Data Wrangling I: Enter the {tidyverse}

Large or small, a typical data analysis project will involve most — if not all — of the following steps:

Read in data
Select variables (columns)
Mutate data into new forms
Filter observations (rows)
Summarize data
Arrange data
Write out updated data

Returning to our cooking metaphor from last lesson, if the first and last steps represent our raw ingredients and finished dish, respectively, then the middle steps are the core techniques we use to prepare the meal.

As you can see, there aren’t that many. (There are, of course, many specialized tools for specialized tasks — too many to cover in this course.) But the power of the core techniques comes from the infinite ways they can be ordered and combined.

Tidyverse

The tidyverse is shorthand for a number of packages that are built to work well together and can be used in place of base R functions. A few of the tidyverse packages that you will often use are:

dplyr for data manipulation
tidyr for making data tidy
readr for flat file I/O
readxl for Excel file I/O
haven for other file format I/O
ggplot2 for making graphics
stringr for working with strings
lubridate for working with dates
purrr for working with functions

Many R users find functions from these libraries to be more intuitive than base R functions. In some cases, tidyverse functions are faster than base R, which is an added benefit when working with large data sets.

Today we will focus on functions from the {dplyr} and {readr} libraries.

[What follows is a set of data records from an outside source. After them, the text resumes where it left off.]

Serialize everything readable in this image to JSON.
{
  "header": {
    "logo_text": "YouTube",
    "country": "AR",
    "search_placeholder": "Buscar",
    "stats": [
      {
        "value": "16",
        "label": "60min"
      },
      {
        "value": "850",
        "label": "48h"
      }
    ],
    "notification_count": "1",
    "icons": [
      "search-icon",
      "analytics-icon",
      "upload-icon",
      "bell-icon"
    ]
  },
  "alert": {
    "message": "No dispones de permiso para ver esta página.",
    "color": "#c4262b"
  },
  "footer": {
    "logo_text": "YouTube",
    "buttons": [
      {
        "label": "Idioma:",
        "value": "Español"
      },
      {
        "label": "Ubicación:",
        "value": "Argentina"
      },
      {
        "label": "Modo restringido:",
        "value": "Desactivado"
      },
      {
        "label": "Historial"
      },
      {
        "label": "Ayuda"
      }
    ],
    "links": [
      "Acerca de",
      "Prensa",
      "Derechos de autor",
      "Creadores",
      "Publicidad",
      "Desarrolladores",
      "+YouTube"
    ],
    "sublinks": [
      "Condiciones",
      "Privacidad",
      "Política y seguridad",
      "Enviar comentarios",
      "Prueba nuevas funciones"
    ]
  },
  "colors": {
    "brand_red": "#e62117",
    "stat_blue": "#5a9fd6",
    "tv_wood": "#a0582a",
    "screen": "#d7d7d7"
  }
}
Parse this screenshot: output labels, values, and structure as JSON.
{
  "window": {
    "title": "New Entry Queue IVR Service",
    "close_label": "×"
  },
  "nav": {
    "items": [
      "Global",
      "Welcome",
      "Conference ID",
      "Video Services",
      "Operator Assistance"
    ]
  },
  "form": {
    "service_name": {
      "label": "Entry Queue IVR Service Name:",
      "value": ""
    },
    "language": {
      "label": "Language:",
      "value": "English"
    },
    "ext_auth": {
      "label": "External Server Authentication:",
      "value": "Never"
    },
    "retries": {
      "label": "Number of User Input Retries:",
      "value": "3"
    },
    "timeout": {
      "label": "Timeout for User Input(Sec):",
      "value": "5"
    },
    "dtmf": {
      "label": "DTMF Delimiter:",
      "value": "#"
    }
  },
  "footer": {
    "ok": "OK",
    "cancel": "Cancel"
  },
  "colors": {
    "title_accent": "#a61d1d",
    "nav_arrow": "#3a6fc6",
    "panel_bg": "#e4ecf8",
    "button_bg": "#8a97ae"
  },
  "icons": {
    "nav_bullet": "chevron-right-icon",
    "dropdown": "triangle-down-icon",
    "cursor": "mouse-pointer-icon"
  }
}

## ---------------------------
## libraries
## ---------------------------

library(tidyverse)

── Attaching packages ─────────────────────────────────────── tidyverse 1.3.0 ──

✔ ggplot2 3.3.0     ✔ purrr   0.3.4
✔ tibble  3.0.1     ✔ dplyr   0.8.5
✔ tidyr   1.0.2     ✔ stringr 1.4.0
✔ readr   1.3.1     ✔ forcats 0.5.0

── Conflicts ────────────────────────────────────────── tidyverse_conflicts() ──
✖ dplyr::filter() masks stats::filter()
✖ dplyr::lag()    masks stats::lag()

Check working directory

This script — unlike the others we’ve used so far — assumes that you are in the scripts directory, one down from top-level project directory. You can check by typing getwd() in the R console. If your path is anything other than <path>/<to>/edh7916/scripts (or whatever you’ve named your student_<last_name> repo), then use the R command setwd() with relative paths to get where you need to be.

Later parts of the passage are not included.